Si è parlato molto delle difficoltà di Venezia nei confronti del Festival di Toronto. Anche le Giornate ne hanno risentito?
"Nessuno ci ha detto no perché preferiva Toronto, con cui tra l'altro abbiamo un filo diretto. Anzi, arrivare a Toronto con il marchio delle Giornate rappresenta un punto di forza".
In questi primi 10 anni per ben quattro volte un film delle Giornate ha poi vinto il massimo premio per gli autori esordienti alla Mostra... Quest'anno qual è il vostro debutto che sorprenderà di più?
"Prima una premessa: abbiamo un pubblico che cambia sì di anno in anno, ma che si fida del nostro brand, e che è in grado di sorprenderci. Ieri, ad esempio, è stata molto apprezzata l'opera prima francese di Cherien Dabis. Non era scontato che accadesse. Venendo alla domanda, provo a sorprenderla io: mi ha molto colpito Secchi di Edo Natoli - attore al debutto da regista -, un cortometraggio di 12 minuti. Normalmente non presentiamo corti, ma questo ci ha molto colpito: realizzato in animazione e stop-motion, parla di tre ragazzini secchioni alle prese con l'esame di quinta elementare".
UN E-BOOK PER IL DECENNALE In occasione del decennale, le Giornate hanno realizzato il primo e-book per Ipad e Android mai ideato per un festival di cinema, con immagini, storie, protagonisti e premi. |
Com'è andata l'apertura, con l'opera prima di Paolo Zucca, "L'arbitro", ambientata in Sardegna (un film che può contare su un protagonista come Stefano Accorsi)?
"Il film è stato accolto bene.
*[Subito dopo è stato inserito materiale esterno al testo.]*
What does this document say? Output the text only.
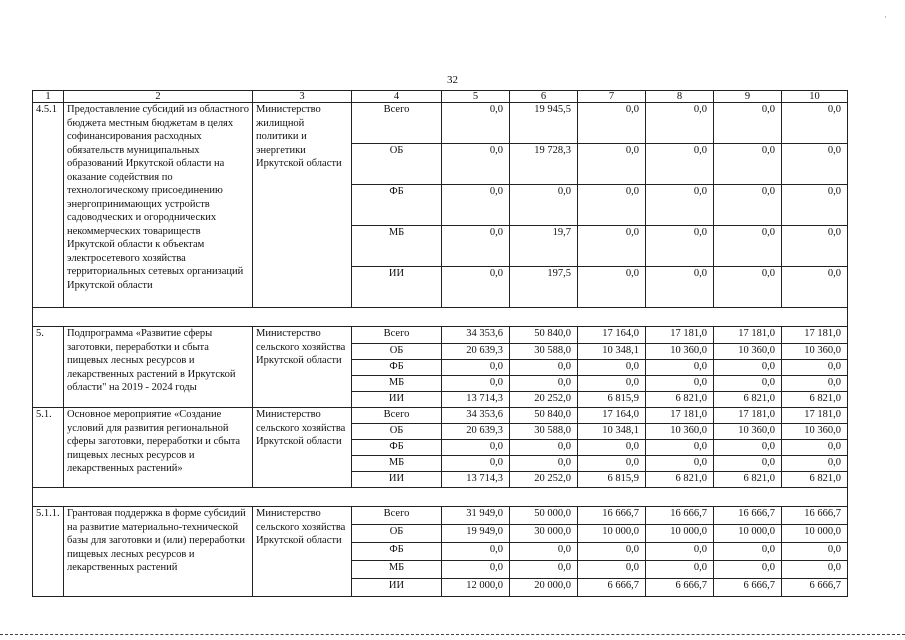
·
32
1	2	3	4	5	6	7	8	9	10
4.5.1	Предоставление субсидий из областного бюджета местным бюджетам в целях софинансирования расходных обязательств муниципальных образований Иркутской области на оказание содействия по технологическому присоединению энергопринимающих устройств садоводческих и огороднических некоммерческих товариществ Иркутской области к объектам электросетевого хозяйства территориальных сетевых организаций Иркутской области	Министерство жилищной политики и энергетики Иркутской области	Всего	0,0	19 945,5	0,0	0,0	0,0	0,0
			ОБ	0,0	19 728,3	0,0	0,0	0,0	0,0
			ФБ	0,0	0,0	0,0	0,0	0,0	0,0
			МБ	0,0	19,7	0,0	0,0	0,0	0,0
			ИИ	0,0	197,5	0,0	0,0	0,0	0,0

5.	Подпрограмма «Развитие сферы заготовки, переработки и сбыта пищевых лесных ресурсов и лекарственных растений в Иркутской области" на 2019 - 2024 годы	Министерство сельского хозяйства Иркутской области	Всего	34 353,6	50 840,0	17 164,0	17 181,0	17 181,0	17 181,0
			ОБ	20 639,3	30 588,0	10 348,1	10 360,0	10 360,0	10 360,0
			ФБ	0,0	0,0	0,0	0,0	0,0	0,0
			МБ	0,0	0,0	0,0	0,0	0,0	0,0
			ИИ	13 714,3	20 252,0	6 815,9	6 821,0	6 821,0	6 821,0
5.1.	Основное мероприятие «Создание условий для развития региональной сферы заготовки, переработки и сбыта пищевых лесных ресурсов и лекарственных растений»	Министерство сельского хозяйства Иркутской области	Всего	34 353,6	50 840,0	17 164,0	17 181,0	17 181,0	17 181,0
			ОБ	20 639,3	30 588,0	10 348,1	10 360,0	10 360,0	10 360,0
			ФБ	0,0	0,0	0,0	0,0	0,0	0,0
			МБ	0,0	0,0	0,0	0,0	0,0	0,0
			ИИ	13 714,3	20 252,0	6 815,9	6 821,0	6 821,0	6 821,0

5.1.1.	Грантовая поддержка в форме субсидий на развитие материально-технической базы для заготовки и (или) переработки пищевых лесных ресурсов и лекарственных растений	Министерство сельского хозяйства Иркутской области	Всего	31 949,0	50 000,0	16 666,7	16 666,7	16 666,7	16 666,7
			ОБ	19 949,0	30 000,0	10 000,0	10 000,0	10 000,0	10 000,0
			ФБ	0,0	0,0	0,0	0,0	0,0	0,0
			МБ	0,0	0,0	0,0	0,0	0,0	0,0
			ИИ	12 000,0	20 000,0	6 666,7	6 666,7	6 666,7	6 666,7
Tra i nostri mestieri, del resto, c'è quello di scommettere sul nuovo cinema italiano. Si tratta di un debutto con più livelli di lettura. E Accorsi ha dimostrato umiltà, mettendosi al servizio del film".
C'è molta attesa per l'attualissimo meta-film La mia classe di Daniele Gaglianone, con Valerio Mastandrea insegnante-attore alle prese con i problemi di un gruppo di ragazzi extracomunitari che devono imparare l´italiano per avere il permesso di soggiorno...
"Mi sono molto affezionato a questo film. E non vorrei che sfuggisse la dimensione della leggerezza che porta con sé. I temi trattati sono molto impegnativi, ma non mancano momenti in cui si ride. Anche in un film molto amato come La classe (2008), Laurent Cantet aveva trattato temi simili, ma sono convinto che Gaglianone abbia dimostrato ancor più coraggio autoriale".
Prima abbiamo accennato al futuro delle Giornate. Personalmente, è pronto a lavorare all'11esima edizione?
"Il nostro mandato viene rinnovato di anno in anno. Sono consapevole che, prima o poi, per tutti arrivi il momento di lasciare spazio ai più giovani, ma non mi sento né abbastanza vecchio né, tantomeno, abbastanza giovane. Dopo dieci anni, per una rassegna la sfida è rinnovarsi. Le prossime due/tre edizioni saranno cruciali, e mi piacerebbe lavorare a questa fase. Spero di averne la possibilità".